Canavan Spongiform Leukodystrophy: Aspartoacylase Deficiency

Kvittingen et al. first described patients with cerebral atrophy and leukodystrophy with N-acetylaspartic aciduria. It was the merit of Matalon et al and divry et al. to link this disorder with Canavan disease.

Clinical Presentation Canavan Spongiform Leukodystrophy: Aspartoacylase Deficiency

The diagnosis of Canavan disease can be suggested by clinical features including leukodystrophy, megaloencephaly, mental retardation, and optic atrophy. Death usually occurs in the first decade of life. Computed Tomography (CT) scan or magnetic resonance imaging (MRI) show white matter attenuation. Brain histopathology shows spongy degeneration of the myelin, astrocytic swelling, and elongated mitochondria; neurons are normal. Three clinical variants of the disease have been described:

• A congenital form in which the disease is apparent from birth

• An infantile form, which is the most common and which becomes manifest after the first 6 months of life (this form is frequently seen among Jewish patients)

• A juvenile form in which symptoms appear after the first 5 years of life.

Metabolic Derangement Canavan Spongiform Leukodystrophy: Aspartoacylase Deficiency

The key feature is accumulation of N-acetylaspartic acid in the body fluids, levels in the CSF being much higher than in the serum. The enzymatic defect can be confirmed by assay of aspartoacylase in fibroblasts. Aspartoacylase is also deficient in Brain, liver, and kidney.

N-acetylaspartic acid is abundant in Brain, where its concentration is second only to glutamic acid in the free amino acid pool and is higher than that of GABA Brain is the only organ where biosynthesis of N-acetylaspartic acid has been demonstrated. Its normal function is not well understood. It has been reffered to as an essential component in a series of reactions required for the conversion of lignoceric acid to cerebronic acid, a component of myelin, and the formation of glutamic acid and has been assigned a possible role in neurotransmission and in the production of N-acetylaspartylglutamate. It may also serve as a chemical compartment so that aspartate is released only by the action of aspartoacylase and the released aspartate may be channeled to form arginine.

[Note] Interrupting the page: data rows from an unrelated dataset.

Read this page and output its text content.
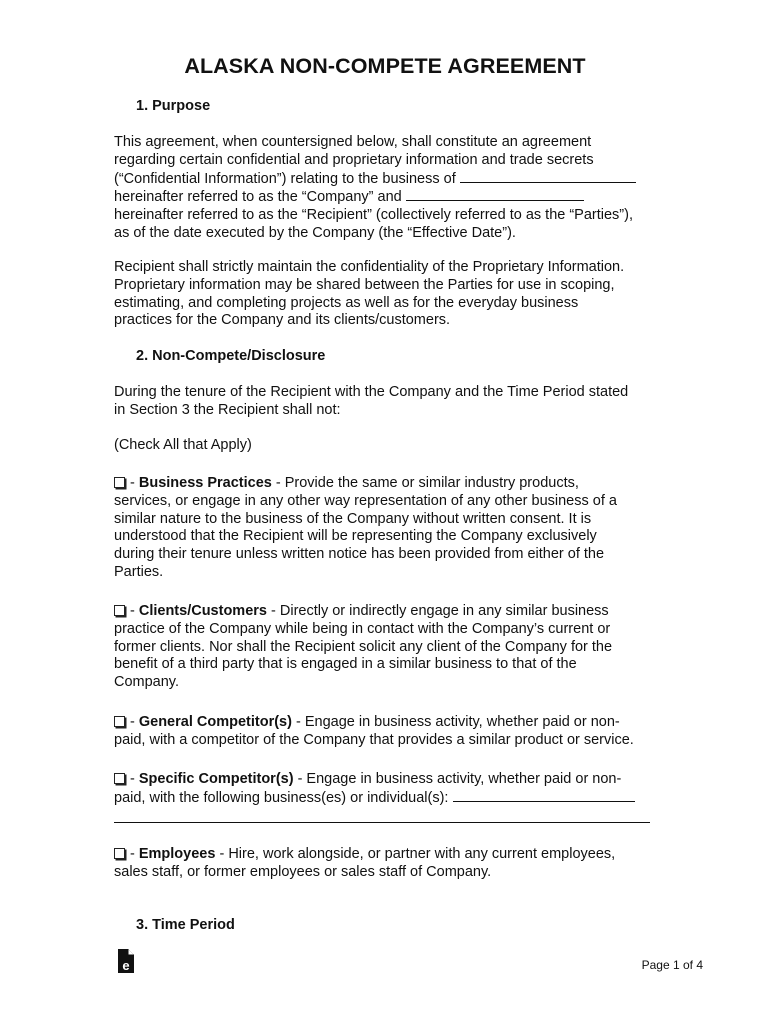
ALASKA NON-COMPETE AGREEMENT
1. Purpose
This agreement, when countersigned below, shall constitute an agreement
regarding certain confidential and proprietary information and trade secrets
(“Confidential Information”) relating to the business of
hereinafter referred to as the “Company” and
hereinafter referred to as the “Recipient” (collectively referred to as the “Parties”),
as of the date executed by the Company (the “Effective Date”).
Recipient shall strictly maintain the confidentiality of the Proprietary Information.
Proprietary information may be shared between the Parties for use in scoping,
estimating, and completing projects as well as for the everyday business
practices for the Company and its clients/customers.
2. Non-Compete/Disclosure
During the tenure of the Recipient with the Company and the Time Period stated
in Section 3 the Recipient shall not:
(Check All that Apply)
- Business Practices - Provide the same or similar industry products,
services, or engage in any other way representation of any other business of a
similar nature to the business of the Company without written consent. It is
understood that the Recipient will be representing the Company exclusively
during their tenure unless written notice has been provided from either of the
Parties.
- Clients/Customers - Directly or indirectly engage in any similar business
practice of the Company while being in contact with the Company’s current or
former clients. Nor shall the Recipient solicit any client of the Company for the
benefit of a third party that is engaged in a similar business to that of the
Company.
- General Competitor(s) - Engage in business activity, whether paid or non-
paid, with a competitor of the Company that provides a similar product or service.
- Specific Competitor(s) - Engage in business activity, whether paid or non-
paid, with the following business(es) or individual(s):
- Employees - Hire, work alongside, or partner with any current employees,
sales staff, or former employees or sales staff of Company.
3. Time Period
e	Page 1 of 4
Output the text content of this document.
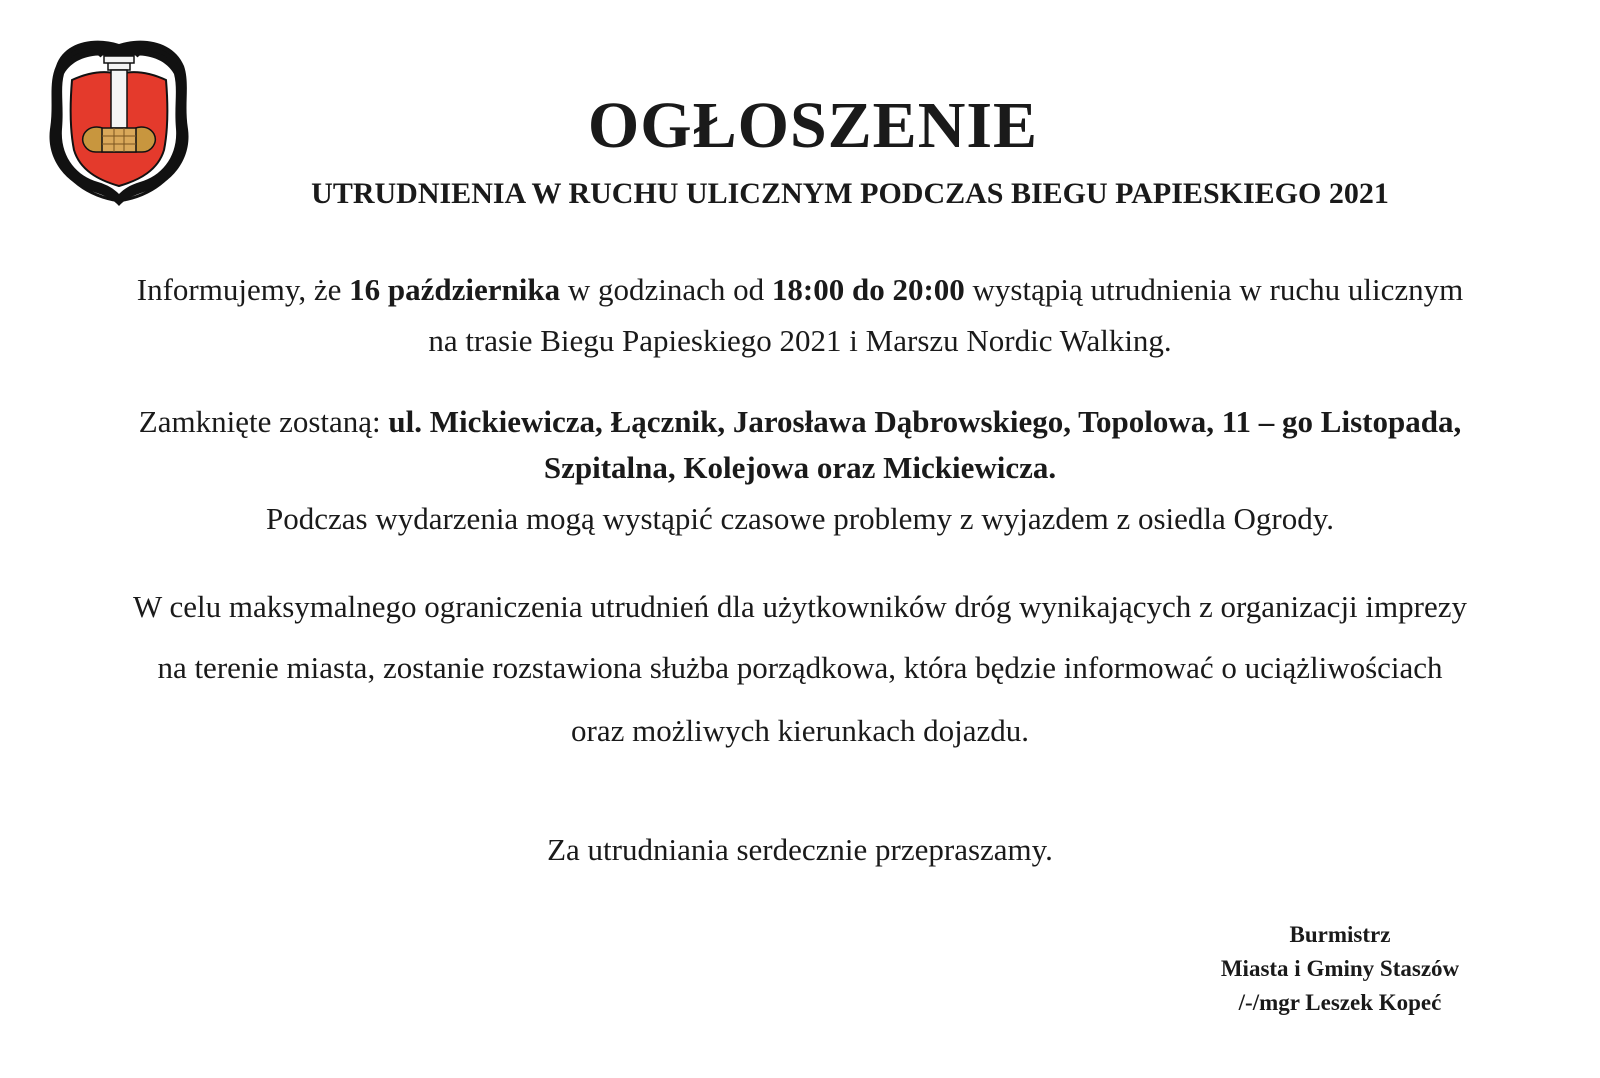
OGŁOSZENIE
UTRUDNIENIA W RUCHU ULICZNYM PODCZAS BIEGU PAPIESKIEGO 2021
Informujemy, że 16 października w godzinach od 18:00 do 20:00 wystąpią utrudnienia w ruchu ulicznym
na trasie Biegu Papieskiego 2021 i Marszu Nordic Walking.
Zamknięte zostaną: ul. Mickiewicza, Łącznik, Jarosława Dąbrowskiego, Topolowa, 11 – go Listopada,
Szpitalna, Kolejowa oraz Mickiewicza.
Podczas wydarzenia mogą wystąpić czasowe problemy z wyjazdem z osiedla Ogrody.
W celu maksymalnego ograniczenia utrudnień dla użytkowników dróg wynikających z organizacji imprezy
na terenie miasta, zostanie rozstawiona służba porządkowa, która będzie informować o uciążliwościach
oraz możliwych kierunkach dojazdu.
Za utrudniania serdecznie przepraszamy.
Burmistrz
Miasta i Gminy Staszów
/-/mgr Leszek Kopeć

Diagnostic Tests Canavan Spongiform Leukodystrophy: Aspartoacylase Deficiency

The diagnosis is based on gas chromatography mass spectrometry (GCMS) of urine or other body fluids showing increased N-acetylaspartic acid levels and is confirmed by aspartoacylase assay on cultured fibroblasts and/or by restriction fragment length polymorphism (RFLP) or mutation analysis of DNA. For prenatal diagnosis the measurement of aspartoacylase in fresh chorionic villi samples or the quantitation of N-acetylaspartic acid in amniotic fluid supernatant are the methods of choice. Obviously, molecular diagnosis using RFLP or mutation analysis within given families will provide prenatal diagnostic facilities and carrier detection in at risk populations in the near future.

Treatment and Prognosis Canavan Spongiform Leukodystrophy: Aspartoacylase Deficiency

It has been proposed that N-acetylaspartic acid serves as a transporter of acetyl groups from mitochondria to the cytosol for lipogenesis. Therefore, in an attempt to supply alternative substrate for lipogenesis in the brain, a ketogenic diet was given to one patient for 5 months. No improvement was seen. No other treatment is available. Progressive deterioration leads to a decorticate condition and death within a few years.

Genetics Canavan Spongiform Leukodystrophy:Aspartoacylase Deficiency

Genetic transmission is autosomal recessive. The human aspartoacylase gene is localized on chromosome 17 p13-ter. A full-length human cDNA for aspartoacylase has been isolated and a predominant point mutation 856 A>C was identified in Jewish patients.